Balatrones

(That’s plural for Balatro, a Latin word for buffoon.)

Funny, I thought I had made a post about this, but it doesn’t seem to have saved. Well, I’ll try it again.

Everyone knows Balatro now right? It’s won several awards, and was nominated for a handful of others. It was also developed entirely by one person, LocalThunk, who, gasp and shock, seems to be a decent person. And it was written in Lua for the LÖVE framework.

What’s more, there’s now several ports of Balatro for unexpected platforms. I presume they aren’t all entirely faithful to the original, but it’s fun to see how others iterate upon the theme.

For the Nintendo DS (Github, GBAtemp article):

For the Commodore 64 (itch.io):

For the Commodore Plus-4:

Oh wow, for the Commodore PET, and before you ask, this is the best that system can do, it had no color, only beeps for sound and its graphics were locked in ROM:

The Playstation Vita and Apple Watch also have ports, with varying degrees of fidelity to the original. Note that the PET and Apple Watch versions don’t appear to be public yet, and may never be. The Watch one particularly looks difficult to play.

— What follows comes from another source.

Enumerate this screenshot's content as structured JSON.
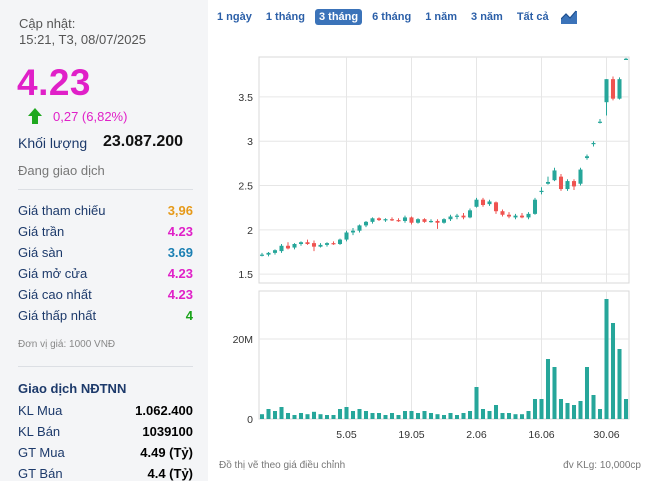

The Copetti Site: Architectures of Recent Game Consoles

From the site, a diagram of the architecture of the Wii U’s Game Pad

A good old-fashioned website! It’s hope to information on the construction of a wide variety of console platforms! Docs on the NES, the Sega Master System, the PC Engine (a.k.a. Turbografx 16), the Mega Drive (a.k.a. Genesis), Gameboy, SNES, Saturn, Playstation, Virtual Boy (yes), Nintendo 64, Dreamcast, Playstation 2, GBA, Gamecube, Xbox, DS, PSP, Xbox 360, Playstation 3, Wii and Wii U.

The Copetti site: Architecture of Consoles

Pretendo

Pretendo is a recreation of the Nintendo Network, Nintendo’s online networking infrastructure for 3DS and Wii U software. It’s still under development, but when it’s fully operational it may even be able to resurrect lost and lamented services like Miiverse and Wii U Chat.

To help avoid legal entanglements it’s a clean-room reimplementation that doesn’t use Nintendo confidential documentation, which does slow their work, and users will have to make new accounts since they don’t have access to Nintendo’s account information (and wouldn’t want it if they did have access).

Even when Pretendo is usable by normal users, unless you’re playing using an emulator (Cemu is the only one that supports it), you’ll have to hack your system to use Pretendo’s servers. Currently the servers for some 3DS and Wii U games are still operational, but it’s only a matter of time before Nintendo shuts them down, just like they did with the Wii, despite its popularity. It is nice to know that people are working for replacement infrastructure for that eventuality.

A similar service, Wiimmfi, is in operation to replace the Nintendo Wi-Fi Connection that Wii and DS games used.